La riposte de Donald Trump — Ingérence russe

Donald Trump est passé personellement à la contre-offensive vendredi, accusant à son tour de "mensonges" l'ex-directeur du FBI James Comey, qui a révélé au Sénat la veille les pressions du président américain dans l'enquête sur la Russie. Il a précisé que le président n'a pas tenté d'arrêter la totalité de l'enquête mais uniquement la partie relative à Michael Flynn, son ancien conseiller à la sécurité qui a démissionné en février après avoir évoqué les sanctions contre Moscou avec l'ambassadeur russe à Washington, Serguei Kisliak, alors qu'il n'occupait aucune fonction officielle.

M. Comey a été limogé le 9 mai.

Le dirigeant, à l'occasion d'une conférence de presse avec le président roumain Klaus Iohannis, a promis de dire "dans un avenir très proche" s'il détenait des enregistrements de ses conversations privées avec James Comey, comme il l'avait un temps insinué, mais il a prévenu: "vous serez très déçu quand vous entendrez la réponse".

" J'espère que vous pourrez passer à autre chose, laisser tomber Flynn. C'est un bon gars".
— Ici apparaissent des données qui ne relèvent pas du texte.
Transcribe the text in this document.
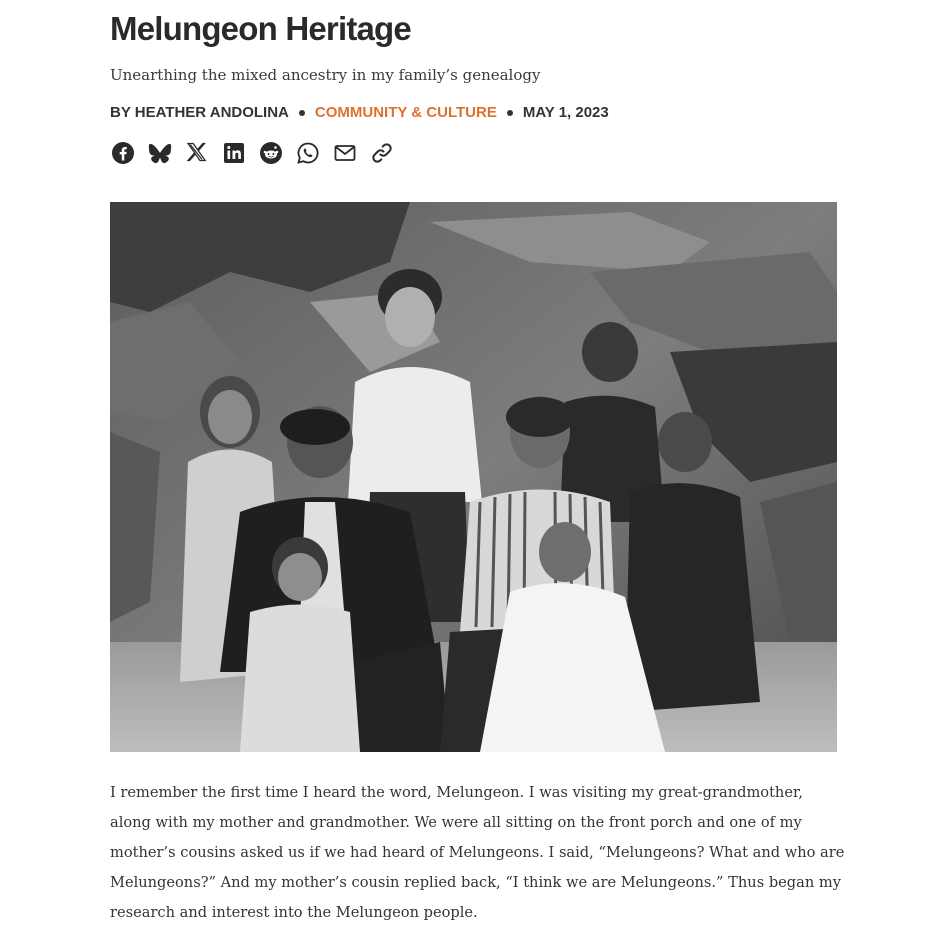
Melungeon Heritage
Unearthing the mixed ancestry in my family’s genealogy
BY HEATHER ANDOLINA COMMUNITY & CULTURE MAY 1, 2023

I remember the first time I heard the word, Melungeon. I was visiting my great-grandmother, along with my mother and grandmother. We were all sitting on the front porch and one of my mother’s cousins asked us if we had heard of Melungeons. I said, “Melungeons? What and who are Melungeons?” And my mother’s cousin replied back, “I think we are Melungeons.” Thus began my research and interest into the Melungeon people.
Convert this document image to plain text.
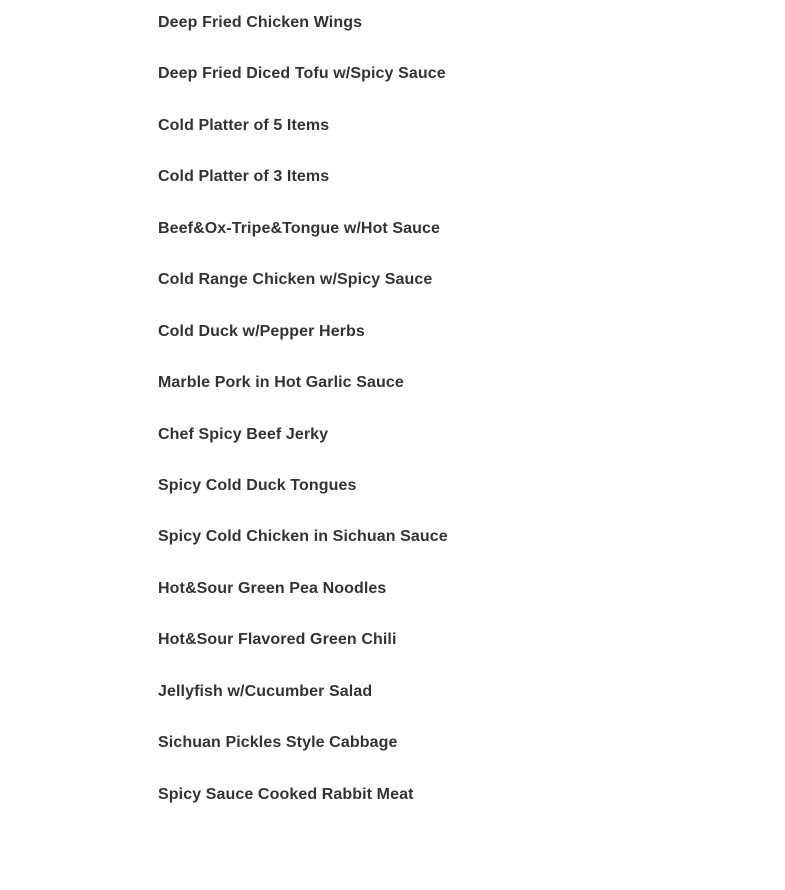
Deep Fried Chicken Wings
Deep Fried Diced Tofu w/Spicy Sauce
Cold Platter of 5 Items
Cold Platter of 3 Items
Beef&Ox-Tripe&Tongue w/Hot Sauce
Cold Range Chicken w/Spicy Sauce
Cold Duck w/Pepper Herbs
Marble Pork in Hot Garlic Sauce
Chef Spicy Beef Jerky
Spicy Cold Duck Tongues
Spicy Cold Chicken in Sichuan Sauce
Hot&Sour Green Pea Noodles
Hot&Sour Flavored Green Chili
Jellyfish w/Cucumber Salad
Sichuan Pickles Style Cabbage
Spicy Sauce Cooked Rabbit Meat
James Comey a relaté devant un comité sénatorial, jeudi, la teneur de plusieurs échanges privés qu'il a eus avec le président Trump. "Je ne pense pas que ce soit à moi de dire si la conversation que j'ai eue avec le président était une tentative d'obstruction", a-t-il prudemment indiqué durant son audition. "Il est le président des États-Unis, seul avec moi, il dit qu'il espère ceci, je l'ai interprété comme une demande de sa part".

Un peu plus tard, il a encore confirmé qu'il avait bien été viré à cause de son enquête sur les Russes.

L'ex-directeur du FBI James Comey a ensuite dit que ce n'était pas son rôle de dire si Trump a fait entrave à la justice. En sept minutes, il est d'abord revenu sur les conditions brutales de son limogeage en mai dernier.

"Il a par ailleurs accusé l'administration Trump de l'avoir diffamé ainsi que le FBI, en affirmant que l'agence était en déroute, qu'elle était mal gérée et que ses employés avaient perdu confiance dans leur directeur". "Ce sont des mensonges purs et simples". Avant d'ajouter: "Le FBI est honnête. Le FBI est fort, et le FBI est et sera toujours indépendant".

Celui qui a été limogé par le nouveau président américain n'a pas du tout été tendre avec lui.

Lors de son audition, James Comey a déclaré qu'il s'était senti obligé de se protéger en consignant par écrit chaque rencontre individuelle avec Donald Trump.

"Je craignais honnêtement qu'il ne mente sur la nature de nos rencontres", a-t-il expliqué devant les sénateurs, rappelant qu'il ne le faisait pas sous George W. Bush ou Barack Obama. Mais cette fois, il en a ressenti le besoin, car il ne pouvait pas enregistrer les conversations. "Quand j'ai été nommé directeur du FBI en 2013, j'ai bien compris que je servais le président".

À l'interrogation "est-ce que vous avez des doutes selon lesquelles les Russes seraient derrière les attaques cybernétiques?", il a répondu du tac au tac: "Non".

Et dans leur dernier échange, le 11 avril, Trump aurait déclaré au patron du FBI: "J'ai été très loyal envers vous, très loyal; nous avions cette chose que vous savez". Les républicains pourraient aussi "vouloir prendre leurs distances avec Trump et démarrer une procédure de destitution, mais je ne crois pas qu'ils en aient envie" pour l'instant, estime-t-il. Difficile à déterminer. Sauf, s'il y a des enregistrements, comme l'a suggéré Donald Trump dans un tweet menaçant il y a quelques semaines.